The second year of Festival Director Joseph Mitchell’s tenure offers nothing for the armchair traveller expecting the kind of generic Balinese dance one might encounter poolside at a resort. Instead, Adelaide will host a youthful and wide-ranging collection of contemporary visual arts and performance events from Asia and around the world.

The starting point seems to be that there is no line between “us” and “them,” and that contemporary Asian and Asian-influenced performance has its own confident sense of what it means to be modern that is both different from and enmeshed with the West.

Indeed, this festival reflects how in an interconnected world, the so-called “glo-cal,” which fuses the global with the local, is in fact the natural order behind virtually all artistic creation.

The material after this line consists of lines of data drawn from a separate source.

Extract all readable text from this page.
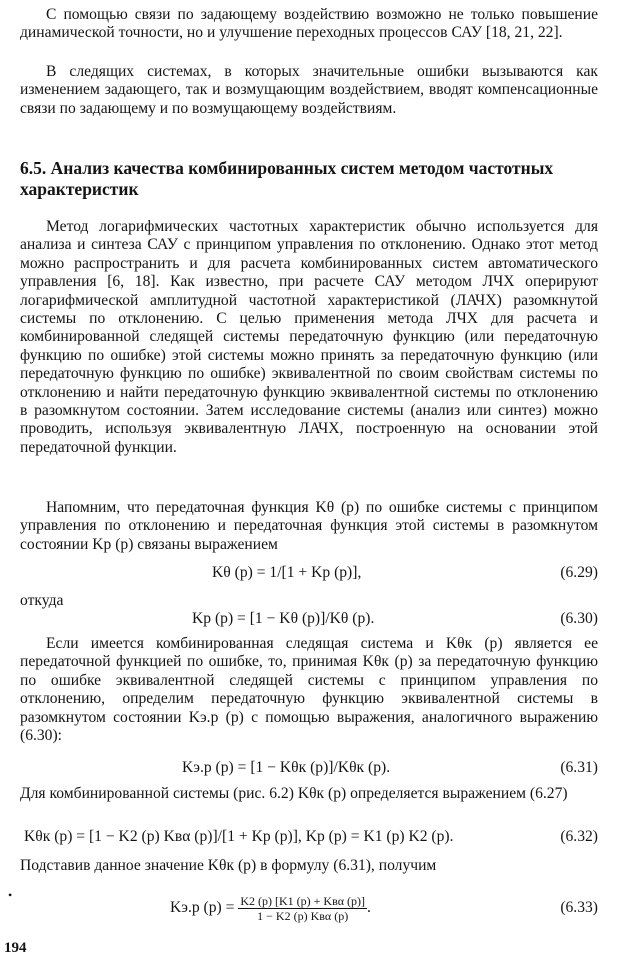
С помощью связи по задающему воздействию возможно не только повышение динамической точности, но и улучшение переходных процессов САУ [18, 21, 22].

В следящих системах, в которых значительные ошибки вызываются как изменением задающего, так и возмущающим воздействием, вводят компенсационные связи по задающему и по возмущающему воздействиям.

6.5. Анализ качества комбинированных систем методом частотных характеристик

Метод логарифмических частотных характеристик обычно используется для анализа и синтеза САУ с принципом управления по отклонению. Однако этот метод можно распространить и для расчета комбинированных систем автоматического управления [6, 18]. Как известно, при расчете САУ методом ЛЧХ оперируют логарифмической амплитудной частотной характеристикой (ЛАЧХ) разомкнутой системы по отклонению. С целью применения метода ЛЧХ для расчета и комбинированной следящей системы передаточную функцию (или передаточную функцию по ошибке) этой системы можно принять за передаточную функцию (или передаточную функцию по ошибке) эквивалентной по своим свойствам системы по отклонению и найти передаточную функцию эквивалентной системы по отклонению в разомкнутом состоянии. Затем исследование системы (анализ или синтез) можно проводить, используя эквивалентную ЛАЧХ, построенную на основании этой передаточной функции.

Напомним, что передаточная функция Kθ (p) по ошибке системы с принципом управления по отклонению и передаточная функция этой системы в разомкнутом состоянии Kр (p) связаны выражением

Kθ (p) = 1/[1 + Kр (p)],	(6.29)

откуда

Kр (p) = [1 − Kθ (p)]/Kθ (p).	(6.30)

Если имеется комбинированная следящая система и Kθк (p) является ее передаточной функцией по ошибке, то, принимая Kθк (p) за передаточную функцию по ошибке эквивалентной следящей системы с принципом управления по отклонению, определим передаточную функцию эквивалентной системы в разомкнутом состоянии Kэ.р (p) с помощью выражения, аналогичного выражению (6.30):

Kэ.р (p) = [1 − Kθк (p)]/Kθк (p).	(6.31)

Для комбинированной системы (рис. 6.2) Kθк (p) определяется выражением (6.27)

Kθк (p) = [1 − K2 (p) Kвα (p)]/[1 + Kр (p)], Kр (p) = K1 (p) K2 (p).	(6.32)

Подставив данное значение Kθк (p) в формулу (6.31), получим

•
Kэ.р $(p) = \frac{\text{K2 (p) [K1 (p) + Kвα (p)]}}{\text{1 − K2 (p) Kвα (p)}}$ .	(6.33)
194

The result is likely to be a dynamic and joyful conversation about Australia’s location in Asia. This festival celebrates both our region, and the many people and cultures who have found a home in Australia.

Bringing in the young

Korean six-piece band SIU2 mixes sanxian, zheng, piano, bass guitar and drums. Supplied

This year’s festival seeks to further the event’s footprint by offering an expanded range of free events underwritten by a federal Catalyst grant.

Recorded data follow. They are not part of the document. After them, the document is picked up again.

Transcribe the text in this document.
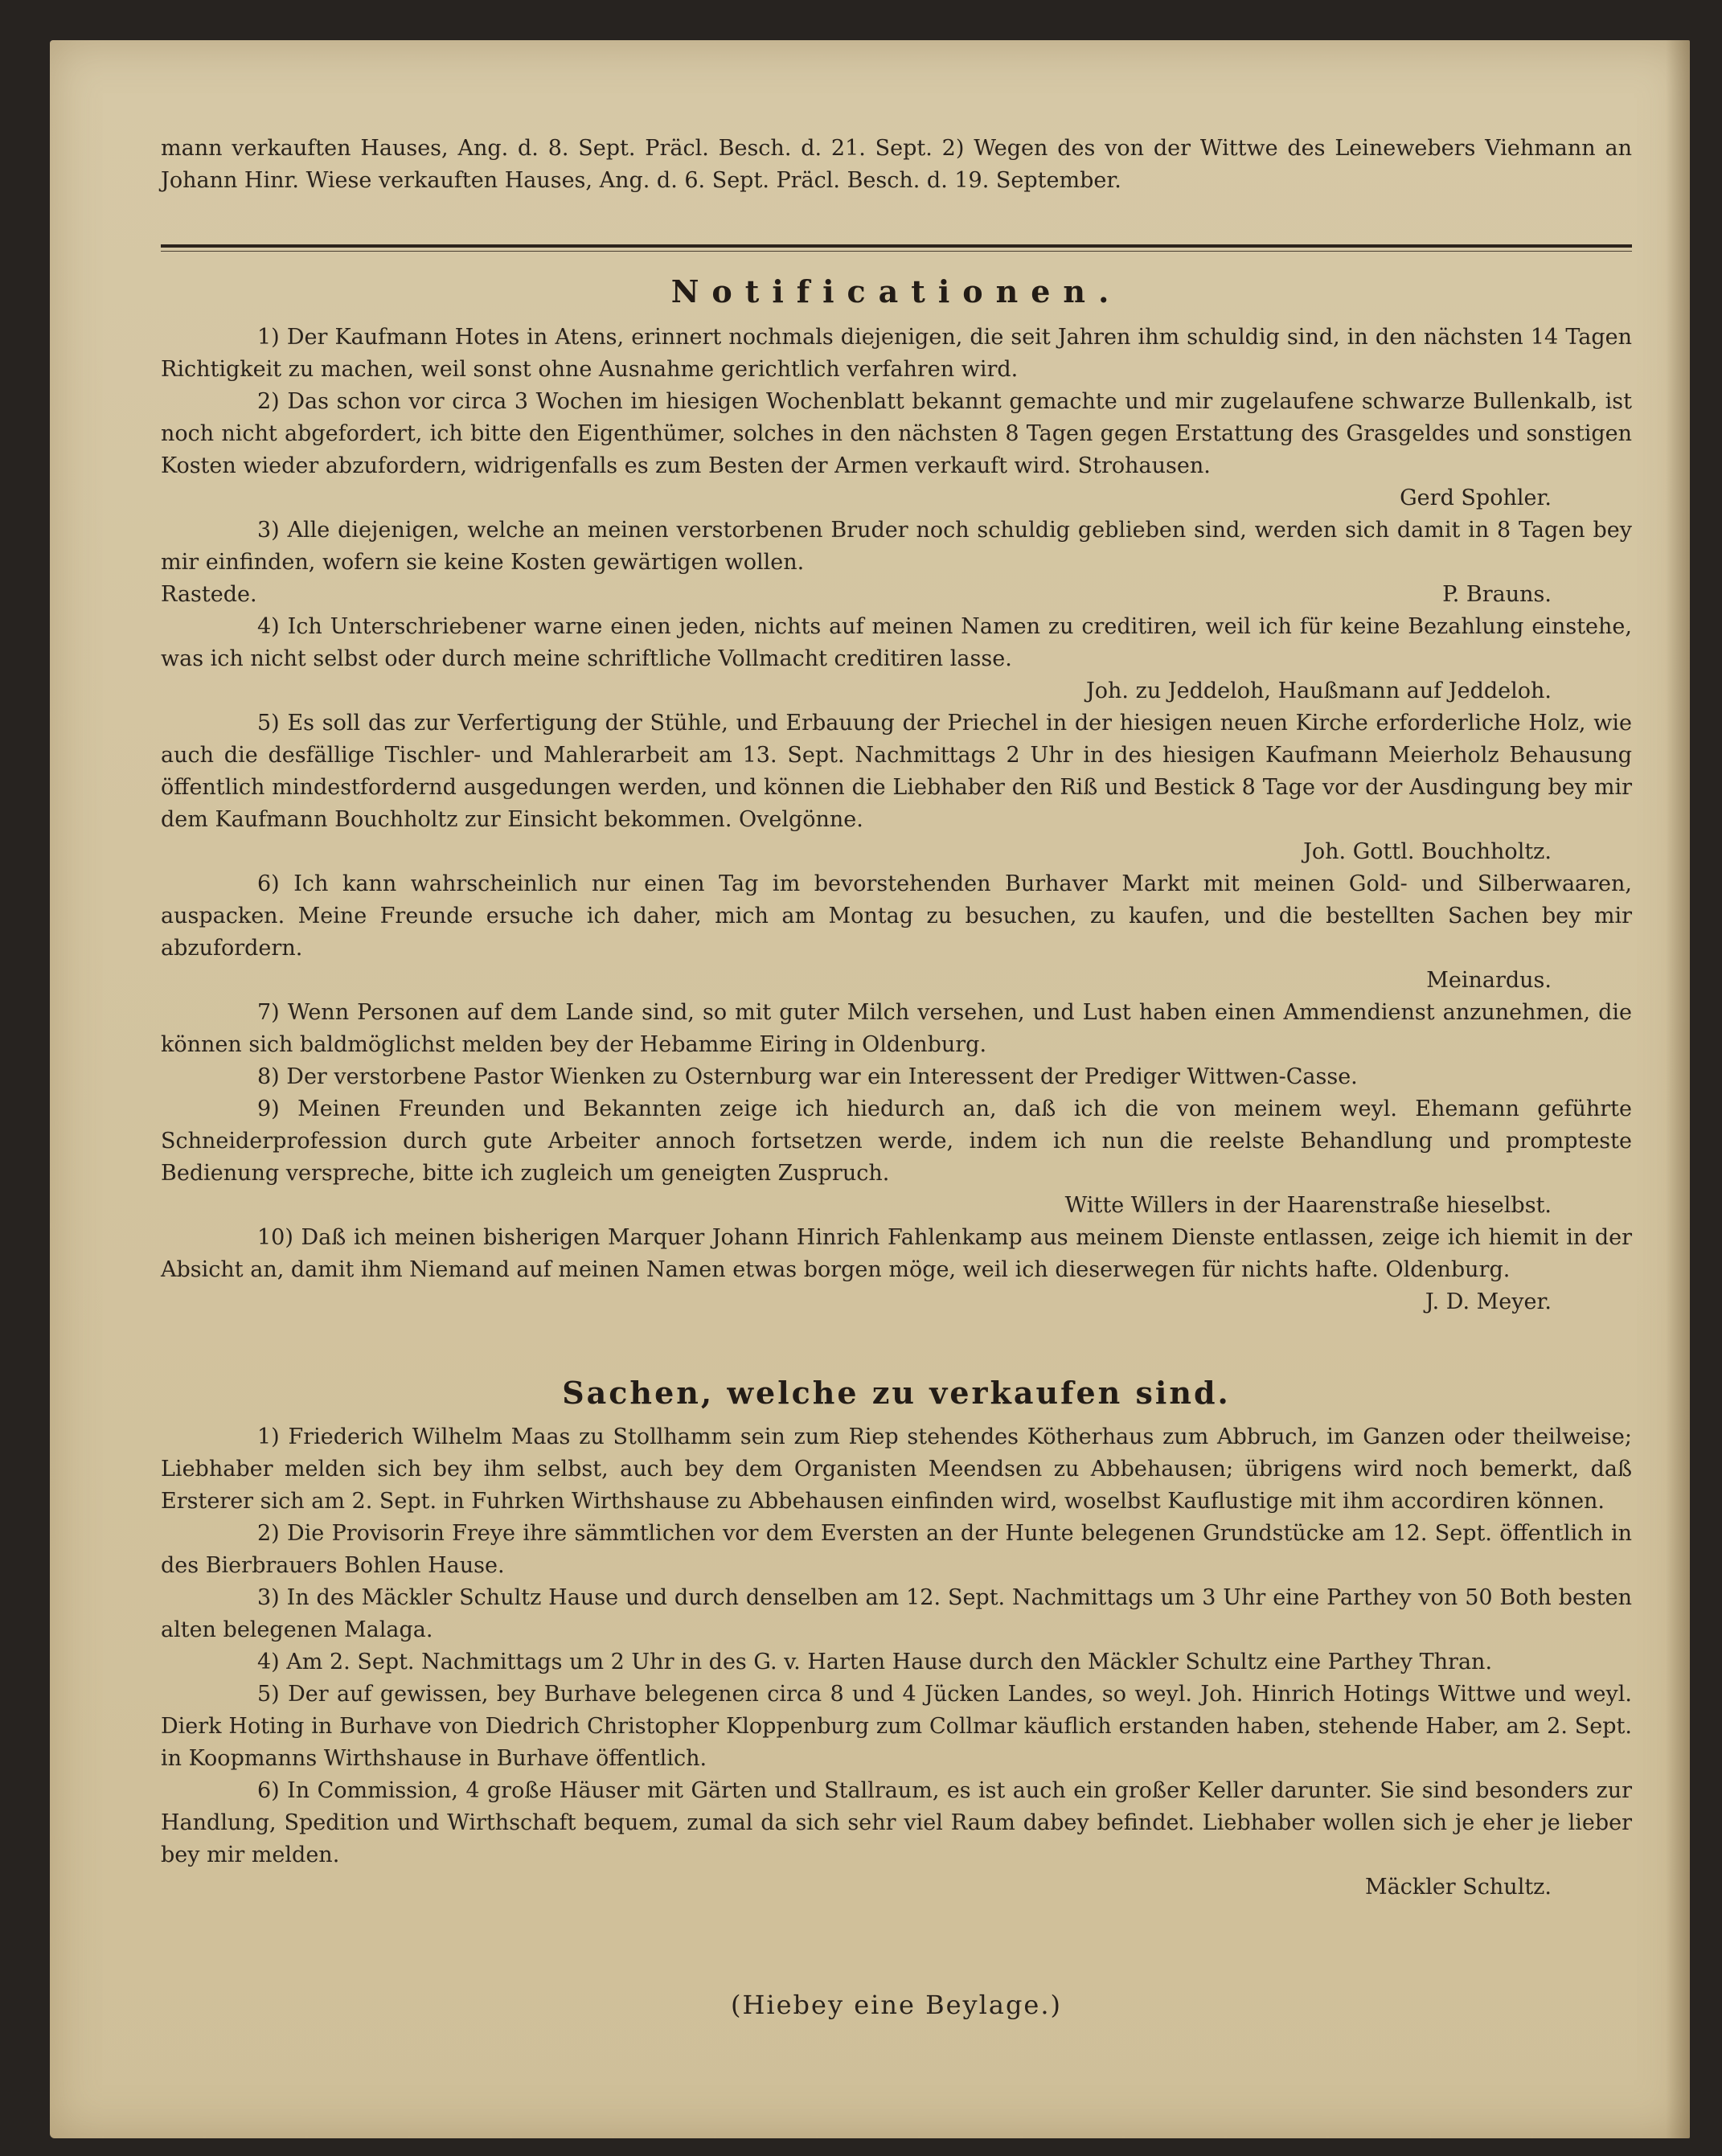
mann verkauften Hauses, Ang. d. 8. Sept. Präcl. Besch. d. 21. Sept. 2) Wegen des von der Wittwe des Leinewebers Viehmann an Johann Hinr. Wiese verkauften Hauses, Ang. d. 6. Sept. Präcl. Besch. d. 19. September.

Notificationen.

1) Der Kaufmann Hotes in Atens, erinnert nochmals diejenigen, die seit Jahren ihm schuldig sind, in den nächsten 14 Tagen Richtigkeit zu machen, weil sonst ohne Ausnahme gerichtlich verfahren wird.

2) Das schon vor circa 3 Wochen im hiesigen Wochenblatt bekannt gemachte und mir zugelaufene schwarze Bullenkalb, ist noch nicht abgefordert, ich bitte den Eigenthümer, solches in den nächsten 8 Tagen gegen Erstattung des Grasgeldes und sonstigen Kosten wieder abzufordern, widrigenfalls es zum Besten der Armen verkauft wird. Strohausen.

Gerd Spohler.

3) Alle diejenigen, welche an meinen verstorbenen Bruder noch schuldig geblieben sind, werden sich damit in 8 Tagen bey mir einfinden, wofern sie keine Kosten gewärtigen wollen.

Rastede.	P. Brauns.

4) Ich Unterschriebener warne einen jeden, nichts auf meinen Namen zu creditiren, weil ich für keine Bezahlung einstehe, was ich nicht selbst oder durch meine schriftliche Vollmacht creditiren lasse.

Joh. zu Jeddeloh, Haußmann auf Jeddeloh.

5) Es soll das zur Verfertigung der Stühle, und Erbauung der Priechel in der hiesigen neuen Kirche erforderliche Holz, wie auch die desfällige Tischler- und Mahlerarbeit am 13. Sept. Nachmittags 2 Uhr in des hiesigen Kaufmann Meierholz Behausung öffentlich mindestfordernd ausgedungen werden, und können die Liebhaber den Riß und Bestick 8 Tage vor der Ausdingung bey mir dem Kaufmann Bouchholtz zur Einsicht bekommen. Ovelgönne.

Joh. Gottl. Bouchholtz.

6) Ich kann wahrscheinlich nur einen Tag im bevorstehenden Burhaver Markt mit meinen Gold- und Silberwaaren, auspacken. Meine Freunde ersuche ich daher, mich am Montag zu besuchen, zu kaufen, und die bestellten Sachen bey mir abzufordern.

Meinardus.

7) Wenn Personen auf dem Lande sind, so mit guter Milch versehen, und Lust haben einen Ammendienst anzunehmen, die können sich baldmöglichst melden bey der Hebamme Eiring in Oldenburg.

8) Der verstorbene Pastor Wienken zu Osternburg war ein Interessent der Prediger Wittwen-Casse.

9) Meinen Freunden und Bekannten zeige ich hiedurch an, daß ich die von meinem weyl. Ehemann geführte Schneiderprofession durch gute Arbeiter annoch fortsetzen werde, indem ich nun die reelste Behandlung und prompteste Bedienung verspreche, bitte ich zugleich um geneigten Zuspruch.

Witte Willers in der Haarenstraße hieselbst.

10) Daß ich meinen bisherigen Marquer Johann Hinrich Fahlenkamp aus meinem Dienste entlassen, zeige ich hiemit in der Absicht an, damit ihm Niemand auf meinen Namen etwas borgen möge, weil ich dieserwegen für nichts hafte. Oldenburg.

J. D. Meyer.

Sachen, welche zu verkaufen sind.

1) Friederich Wilhelm Maas zu Stollhamm sein zum Riep stehendes Kötherhaus zum Abbruch, im Ganzen oder theilweise; Liebhaber melden sich bey ihm selbst, auch bey dem Organisten Meendsen zu Abbehausen; übrigens wird noch bemerkt, daß Ersterer sich am 2. Sept. in Fuhrken Wirthshause zu Abbehausen einfinden wird, woselbst Kauflustige mit ihm accordiren können.

2) Die Provisorin Freye ihre sämmtlichen vor dem Eversten an der Hunte belegenen Grundstücke am 12. Sept. öffentlich in des Bierbrauers Bohlen Hause.

3) In des Mäckler Schultz Hause und durch denselben am 12. Sept. Nachmittags um 3 Uhr eine Parthey von 50 Both besten alten belegenen Malaga.

4) Am 2. Sept. Nachmittags um 2 Uhr in des G. v. Harten Hause durch den Mäckler Schultz eine Parthey Thran.

5) Der auf gewissen, bey Burhave belegenen circa 8 und 4 Jücken Landes, so weyl. Joh. Hinrich Hotings Wittwe und weyl. Dierk Hoting in Burhave von Diedrich Christopher Kloppenburg zum Collmar käuflich erstanden haben, stehende Haber, am 2. Sept. in Koopmanns Wirthshause in Burhave öffentlich.

6) In Commission, 4 große Häuser mit Gärten und Stallraum, es ist auch ein großer Keller darunter. Sie sind besonders zur Handlung, Spedition und Wirthschaft bequem, zumal da sich sehr viel Raum dabey befindet. Liebhaber wollen sich je eher je lieber bey mir melden.

Mäckler Schultz.

(Hiebey eine Beylage.)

Hong Kong’s super cool six piece fusion band SIU2, Korea’s wildly energetic and virtuosic psychedelic folk rock Danpyunsun and the Sailors, and the retro-hip Cambodia Space Project will be among the many must-see acts performing along the riverfront behind the Adelaide Festival Centre between 21 September and 1 October.

More importantly, it seems clear that this ambitious and expensive side-program is being pitched to the same youthful audience that underpins the vast Adelaide Fringe Festival. Like the Fringe, cool stuff will be happening in one place over a set period of time, with Asian street food available from the Good Fortune Market, an enterprise put together by the team that came up with the Fringe Festival’s wildly popular Croquet Club.

Though film and visual arts programs contribute meaningfully to the festival, it’s the performance program that draws in the largest number of audience members.

The big, family friendly opening night Moon Lantern Festival has in past years been troubled by the notoriously fickle mid September Adelaide weather, where arctic-like conditions have occasionally disrupted the festive mood. Not so this year as skies cleared for the lantern parade, and a long, steady stream of giant colourful, hand crafted paper lanterns gently lit up the night sky.

Moon Lantern Festival. Simone Romaniuk

Ones to watch

Festival highlights this year are likely to include Hong Kong’s City Contemporary Dance Company’s As If to Nothing, and Japanese choreographer Hiroaki Umeda’s Split Flow and Holistic Strata, a high-octane, occasionally frantic interplay between the human form and an environment of moving projections, punctuated by electronic beats and low bass frequencies.

Cambodia’s low-tech, ingenious and transformative Phare Circus will perform in a tent outside the Festival Centre, while Malaysia’s Terryandthecuz will literally take audience members hostage.

Their work Skᴉn recreates the experience of refugees trapped in shipping containers, in highly differentiated, unpredictable journeys toward unknown destinations. The promotional materials for Skᴉn, ominously, advise audience members to dress warmly and carry valid identification.

The low-tech and high-energy Phare Circus. Supplied

The signature Gumby-like movement style developed by Japan’s Toshiki Okada and the Chelfitsch Theatre Company will be paired with a dramatic text interrogating Japan’s love of what is arguably America’s most significant cultural import, baseball, in God Bless Baseball. Meanwhile, the Theatre Company Mumbai will talk back to Shakespeare’s text in their energetic, highly physical staging of Twelfth Night.

In the weeks just prior to the festival, Mitchell came to speak to my students at Flinders University. He made it clear that he was courting their demographic, suggesting that many of the elements that drew them to the Fringe every year would be present at OzAsia.

The expanded use of social media and special events aimed at building a youth audience, coupled with a free Asian indie music festival, good eats, and a performance program that places contemporary Asian work centre stage, may well do the trick.